Akatsuki sourit gêné, ne se supportant pas lui même.

- " J'adresserais une prière spécial en votre honneur aux Kamis. "

Akatsuki se leva et se dirigea vers la porte d'entrée. Se retournant une dernière fois il dit :

- " Je me nomme Akatsuki, ce fut un plaisir de faire votre connaissance. Je m'en vais de ce pas m'affairer à rendre ma dette. A ce soir. "

L'entrevue n'avait duré que quelques instants, les présentations furent sommaire. Mais chacun en savait pourtant bien plus qu'il ne pouvait paraître l'un sur l'autre. Il été arrivé voleur et fugitif, maintenant il était déjà travailleur et habitant.
Ria
Qu’ajouter à cela ? Rien. Tout était dit ou presque. Du moins avaient-ils pu se jauger mutuellement. Toute discrète et effacée qu’elle pouvait paraitre, elle n’en observait pas moins les gens qu’elle côtoyait. Elle ne prétendait pas les juger au premier coup d’œil, mais il fallait reconnaitre que les premières impressions aidaient grandement à se faire idée de qui on avait à faire. Elle en était arrivée à la conclusion que l’homme n’était pas seulement le vagabond qu’il disait être. Trop poli et ses manières reflétaient une certaine éducation quelque peu incongrue en rapport à son apparence. Elle se garderait cependant de le questionner ouvertement. Après tout, cela ne la regardait en rien et si l’homme savait se tenir et n’apportait pas d’ennuis, c’était tout ce qui importait.

Elle esquissa un sourire à l’évocation d’un bain. Ce ne serait certes pas un luxe et les vêtements de l’homme n’en méritaient pas moins. A défaut de leurs rendre leur prime jeunesse, au moins seraient-ils propres.

Elle s’inclina légèrement sur ses dernières paroles et le salua alors qu’il partait.
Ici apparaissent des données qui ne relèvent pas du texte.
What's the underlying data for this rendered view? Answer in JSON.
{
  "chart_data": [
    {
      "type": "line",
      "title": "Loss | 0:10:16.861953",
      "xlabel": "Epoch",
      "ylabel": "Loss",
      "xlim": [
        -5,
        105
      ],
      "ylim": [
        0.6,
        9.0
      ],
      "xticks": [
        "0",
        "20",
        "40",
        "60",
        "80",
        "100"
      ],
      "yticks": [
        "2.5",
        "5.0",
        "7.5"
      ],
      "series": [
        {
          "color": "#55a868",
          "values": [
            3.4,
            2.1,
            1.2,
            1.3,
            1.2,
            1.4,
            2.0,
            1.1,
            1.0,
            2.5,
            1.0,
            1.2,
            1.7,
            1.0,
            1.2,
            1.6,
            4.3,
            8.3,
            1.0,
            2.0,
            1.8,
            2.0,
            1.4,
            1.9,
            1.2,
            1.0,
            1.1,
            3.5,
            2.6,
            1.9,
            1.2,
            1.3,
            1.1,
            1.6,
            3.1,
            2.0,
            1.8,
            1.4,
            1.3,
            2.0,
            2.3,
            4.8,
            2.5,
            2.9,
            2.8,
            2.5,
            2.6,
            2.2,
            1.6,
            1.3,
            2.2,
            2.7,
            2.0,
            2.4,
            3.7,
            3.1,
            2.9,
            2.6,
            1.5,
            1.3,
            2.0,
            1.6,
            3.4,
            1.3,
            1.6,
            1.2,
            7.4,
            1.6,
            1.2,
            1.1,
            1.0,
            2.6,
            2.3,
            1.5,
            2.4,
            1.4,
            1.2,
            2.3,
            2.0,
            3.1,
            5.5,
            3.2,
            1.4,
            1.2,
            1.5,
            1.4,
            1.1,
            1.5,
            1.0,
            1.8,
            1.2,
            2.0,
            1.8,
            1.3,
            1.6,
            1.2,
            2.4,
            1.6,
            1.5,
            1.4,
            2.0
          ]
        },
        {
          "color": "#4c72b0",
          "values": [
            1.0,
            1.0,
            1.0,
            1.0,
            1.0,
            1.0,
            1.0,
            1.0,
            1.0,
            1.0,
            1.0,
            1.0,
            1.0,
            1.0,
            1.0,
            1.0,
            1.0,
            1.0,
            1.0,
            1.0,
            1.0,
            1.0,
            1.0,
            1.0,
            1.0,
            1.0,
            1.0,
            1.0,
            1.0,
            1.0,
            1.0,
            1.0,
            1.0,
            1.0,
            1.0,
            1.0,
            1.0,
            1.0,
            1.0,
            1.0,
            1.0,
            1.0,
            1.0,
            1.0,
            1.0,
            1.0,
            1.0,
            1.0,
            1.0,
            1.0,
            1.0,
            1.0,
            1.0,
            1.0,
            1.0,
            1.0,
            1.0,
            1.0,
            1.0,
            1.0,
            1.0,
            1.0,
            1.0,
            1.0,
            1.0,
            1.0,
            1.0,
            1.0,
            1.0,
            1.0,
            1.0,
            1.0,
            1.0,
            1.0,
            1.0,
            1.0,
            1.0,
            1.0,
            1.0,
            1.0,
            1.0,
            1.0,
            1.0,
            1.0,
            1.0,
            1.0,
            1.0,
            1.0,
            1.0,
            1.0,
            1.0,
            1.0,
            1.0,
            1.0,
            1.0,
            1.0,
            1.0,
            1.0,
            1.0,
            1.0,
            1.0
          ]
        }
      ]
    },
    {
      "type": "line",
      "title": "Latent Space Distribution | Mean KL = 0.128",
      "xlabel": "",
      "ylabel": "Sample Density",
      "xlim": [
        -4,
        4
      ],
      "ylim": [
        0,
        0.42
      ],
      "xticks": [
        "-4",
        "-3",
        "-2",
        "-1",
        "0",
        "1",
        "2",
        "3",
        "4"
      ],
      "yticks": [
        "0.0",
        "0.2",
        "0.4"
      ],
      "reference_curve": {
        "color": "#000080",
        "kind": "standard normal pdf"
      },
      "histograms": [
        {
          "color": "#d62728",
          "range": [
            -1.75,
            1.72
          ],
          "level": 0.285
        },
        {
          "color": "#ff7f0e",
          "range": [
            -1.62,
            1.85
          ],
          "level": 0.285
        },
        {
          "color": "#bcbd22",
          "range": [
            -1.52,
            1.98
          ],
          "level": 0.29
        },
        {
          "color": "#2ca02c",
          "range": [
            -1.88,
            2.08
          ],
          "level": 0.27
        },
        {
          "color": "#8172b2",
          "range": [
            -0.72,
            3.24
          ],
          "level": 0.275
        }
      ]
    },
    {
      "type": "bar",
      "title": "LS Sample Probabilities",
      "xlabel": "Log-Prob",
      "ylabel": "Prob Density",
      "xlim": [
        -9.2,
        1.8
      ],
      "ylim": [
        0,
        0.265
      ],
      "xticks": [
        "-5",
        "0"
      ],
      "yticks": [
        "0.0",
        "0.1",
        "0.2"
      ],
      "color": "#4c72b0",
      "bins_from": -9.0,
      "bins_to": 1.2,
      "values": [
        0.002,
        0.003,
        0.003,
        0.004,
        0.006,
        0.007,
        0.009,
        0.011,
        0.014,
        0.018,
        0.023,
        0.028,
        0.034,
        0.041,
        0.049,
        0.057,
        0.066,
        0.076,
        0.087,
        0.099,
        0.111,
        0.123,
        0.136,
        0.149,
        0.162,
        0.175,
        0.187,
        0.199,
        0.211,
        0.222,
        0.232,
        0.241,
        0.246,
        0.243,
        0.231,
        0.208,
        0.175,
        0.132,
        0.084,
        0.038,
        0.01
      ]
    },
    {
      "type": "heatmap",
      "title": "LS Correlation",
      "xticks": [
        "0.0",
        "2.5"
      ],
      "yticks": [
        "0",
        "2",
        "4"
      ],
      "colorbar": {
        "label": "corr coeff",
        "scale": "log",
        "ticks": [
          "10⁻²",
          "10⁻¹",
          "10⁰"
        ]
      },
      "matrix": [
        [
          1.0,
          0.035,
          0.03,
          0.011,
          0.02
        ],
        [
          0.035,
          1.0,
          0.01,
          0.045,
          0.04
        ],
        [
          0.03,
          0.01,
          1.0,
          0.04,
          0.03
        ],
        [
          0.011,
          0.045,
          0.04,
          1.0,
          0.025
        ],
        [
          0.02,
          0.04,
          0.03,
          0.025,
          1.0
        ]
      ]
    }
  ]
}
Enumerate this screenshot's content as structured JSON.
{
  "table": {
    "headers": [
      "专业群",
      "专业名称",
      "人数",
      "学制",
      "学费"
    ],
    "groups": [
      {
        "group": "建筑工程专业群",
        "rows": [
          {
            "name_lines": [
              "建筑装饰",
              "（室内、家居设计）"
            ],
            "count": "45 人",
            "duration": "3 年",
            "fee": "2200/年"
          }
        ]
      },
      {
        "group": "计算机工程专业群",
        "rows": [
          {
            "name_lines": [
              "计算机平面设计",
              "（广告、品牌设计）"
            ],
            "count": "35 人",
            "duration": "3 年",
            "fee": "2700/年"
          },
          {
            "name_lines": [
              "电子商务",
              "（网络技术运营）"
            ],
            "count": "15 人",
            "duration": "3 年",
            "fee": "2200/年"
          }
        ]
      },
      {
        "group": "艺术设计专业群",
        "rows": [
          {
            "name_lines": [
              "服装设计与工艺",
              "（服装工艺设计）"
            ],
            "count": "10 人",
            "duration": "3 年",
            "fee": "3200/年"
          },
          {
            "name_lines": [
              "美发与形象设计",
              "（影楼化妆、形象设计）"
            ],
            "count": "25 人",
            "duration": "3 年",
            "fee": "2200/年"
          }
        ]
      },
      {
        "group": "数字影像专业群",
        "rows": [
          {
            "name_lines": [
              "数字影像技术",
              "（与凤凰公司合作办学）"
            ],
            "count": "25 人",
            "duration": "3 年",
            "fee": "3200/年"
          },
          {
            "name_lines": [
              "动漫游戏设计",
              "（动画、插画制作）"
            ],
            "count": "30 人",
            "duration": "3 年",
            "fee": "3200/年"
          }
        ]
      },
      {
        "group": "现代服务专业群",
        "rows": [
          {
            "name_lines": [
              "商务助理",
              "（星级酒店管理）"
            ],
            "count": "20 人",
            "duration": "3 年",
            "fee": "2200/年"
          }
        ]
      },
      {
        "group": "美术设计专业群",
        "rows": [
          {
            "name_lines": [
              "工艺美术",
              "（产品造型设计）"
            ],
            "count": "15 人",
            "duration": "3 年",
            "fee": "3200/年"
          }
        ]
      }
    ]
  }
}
Ne vous inquiétez de rien. Tout sera prêt à votre retour. Que les kamis veillent sur vous.

Elle le regarda s’éloigner un moment puis s’occupa de débarrasser le plateau qu’elle lui avait servi plus tôt, notant le soin avec lequel tout avait été reposé en ordre. Au moins n’avait-elle pas à craindre pour l’ordre et la propreté à laquelle elle consacrait son temps ici. Puis, pour la seconde fois en quelques jours, elle nota le nom de l’homme dans le registre, précisant la chambre occupée et l’arrangement fait pour le loyer. Il était plaisant de retrouver un peu de vie au Tengu, même si cela voulait dire qu’elle aurait un peu plus de travail pour les jours à venir. Au moins ne souffrirait-elle plus de l’ennui et du désœuvrement.

La matinée s’écoula au rythme de ses corvées, sans se douter un seul instant que l’après midi lui apporterait deux locataires de plus. Le Tengu n'aura jamais été autant fréquenté depuis longtemps et ce, pour le plus grand plaisir de Ria.